FICO instructs how to build and improve credit score


Your credit score matters.

Those three little digits help financial institutions decide whether to give you a loan and on what terms. The higher your score, the less risky you appear to lenders — and that means you'll pay less interest.

The FICOSee note® score, used by many lenders, ranges from 300 to 850, but there are other scores with a similar point range. All reflect how you handle financial commitments. Knowing what lenders deem risky can help you avoid mistakes.

The FICO score is calculated from these five factors:

  • Your payment track record
  • How much you owe
  • How long you've had credit
  • Whether you're requesting new credit
  • The types of credit accounts you open

Raising Your Score

Made mistakes in the past? The good news is improving your behavior can boost your score:
•Pay all of your bills on time, every time. That affects a third of your score.
•Don't carry a credit card balance or, at a minimum, keep it below 25% of the limit.
•Responsibly manage a variety of debts, such as a car loan, a mortgage, credit cards and student loans.
•Keep older credit card accounts and avoid opening new ones.

Even if you change bad financial behaviors, improving your history takes time. Late payments remain on your credit report for seven years.

The further you put your missteps in the rearview mirror, the less they hurt your score. If your report is otherwise pristine, a single late payment should stop affecting your score in six to 12 months.
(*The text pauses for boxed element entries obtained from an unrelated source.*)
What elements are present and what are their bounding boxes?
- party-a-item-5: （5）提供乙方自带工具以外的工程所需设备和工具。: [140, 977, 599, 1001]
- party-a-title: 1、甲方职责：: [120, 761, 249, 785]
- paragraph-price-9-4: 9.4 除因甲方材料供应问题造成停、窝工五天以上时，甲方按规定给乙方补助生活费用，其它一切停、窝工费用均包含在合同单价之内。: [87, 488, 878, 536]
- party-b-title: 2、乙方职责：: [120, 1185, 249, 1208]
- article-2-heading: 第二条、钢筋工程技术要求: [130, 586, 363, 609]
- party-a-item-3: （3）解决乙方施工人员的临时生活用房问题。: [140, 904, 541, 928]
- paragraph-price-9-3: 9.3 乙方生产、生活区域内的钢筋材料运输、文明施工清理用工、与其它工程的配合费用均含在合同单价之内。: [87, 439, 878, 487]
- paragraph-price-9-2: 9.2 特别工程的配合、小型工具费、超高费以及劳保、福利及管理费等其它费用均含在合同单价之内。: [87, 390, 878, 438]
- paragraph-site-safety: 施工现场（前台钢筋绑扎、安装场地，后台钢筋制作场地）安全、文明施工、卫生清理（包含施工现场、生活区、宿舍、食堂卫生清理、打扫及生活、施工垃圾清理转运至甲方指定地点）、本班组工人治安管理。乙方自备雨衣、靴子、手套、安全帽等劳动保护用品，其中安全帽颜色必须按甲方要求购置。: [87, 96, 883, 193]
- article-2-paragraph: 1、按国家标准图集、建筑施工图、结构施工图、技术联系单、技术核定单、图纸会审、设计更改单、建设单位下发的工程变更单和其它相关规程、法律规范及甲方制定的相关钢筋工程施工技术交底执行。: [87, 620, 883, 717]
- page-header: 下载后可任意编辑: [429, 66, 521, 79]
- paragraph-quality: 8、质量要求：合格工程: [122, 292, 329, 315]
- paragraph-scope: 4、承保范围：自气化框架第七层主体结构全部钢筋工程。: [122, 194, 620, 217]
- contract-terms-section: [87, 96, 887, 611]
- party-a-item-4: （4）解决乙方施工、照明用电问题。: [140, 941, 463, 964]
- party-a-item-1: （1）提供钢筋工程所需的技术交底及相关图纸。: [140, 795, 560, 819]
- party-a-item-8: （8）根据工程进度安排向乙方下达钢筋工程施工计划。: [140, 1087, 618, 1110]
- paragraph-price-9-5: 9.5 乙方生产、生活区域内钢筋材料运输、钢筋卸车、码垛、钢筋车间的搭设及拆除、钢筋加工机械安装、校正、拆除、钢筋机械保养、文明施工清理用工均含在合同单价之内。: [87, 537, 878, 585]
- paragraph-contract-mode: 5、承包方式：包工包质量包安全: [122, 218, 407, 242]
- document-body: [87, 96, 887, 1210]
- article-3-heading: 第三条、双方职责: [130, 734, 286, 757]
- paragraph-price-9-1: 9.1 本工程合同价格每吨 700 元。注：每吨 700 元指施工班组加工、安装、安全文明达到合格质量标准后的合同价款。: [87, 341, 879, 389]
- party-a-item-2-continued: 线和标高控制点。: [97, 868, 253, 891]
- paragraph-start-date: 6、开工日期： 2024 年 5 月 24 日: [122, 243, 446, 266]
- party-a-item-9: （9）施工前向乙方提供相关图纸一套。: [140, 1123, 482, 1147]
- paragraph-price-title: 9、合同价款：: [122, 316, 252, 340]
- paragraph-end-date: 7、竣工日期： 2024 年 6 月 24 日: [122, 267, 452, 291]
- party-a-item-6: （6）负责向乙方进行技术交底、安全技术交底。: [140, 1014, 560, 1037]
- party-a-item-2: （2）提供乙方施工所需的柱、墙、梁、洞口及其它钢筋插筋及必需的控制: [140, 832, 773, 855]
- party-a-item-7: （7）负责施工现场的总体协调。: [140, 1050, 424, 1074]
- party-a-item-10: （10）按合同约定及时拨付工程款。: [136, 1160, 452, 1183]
"Your score is a reflection of your overall body of credit work, but it does reflect the notion of 'what have you done — or not done — for me lately,'" says JJ Montanaro, a CERTIFIED FINANCIAL PLANNER™ with USAA.

Building Credit History

If you have little or no credit history, you'll need to build it.

Retail or gas cards and loans secured by property, such as furniture or a car, tend to be easiest to obtain. Some banks offer secured credit cards for customers who need to establish credit. The cards are secured by a deposit account owned by the cardholder. Most often, cardholders must deposit between 100% and 200% of their desired credit limit.

Another alternative: Consider asking a parent with good credit to add you as an authorized user on his or her card or to co-sign a low-limit credit card application.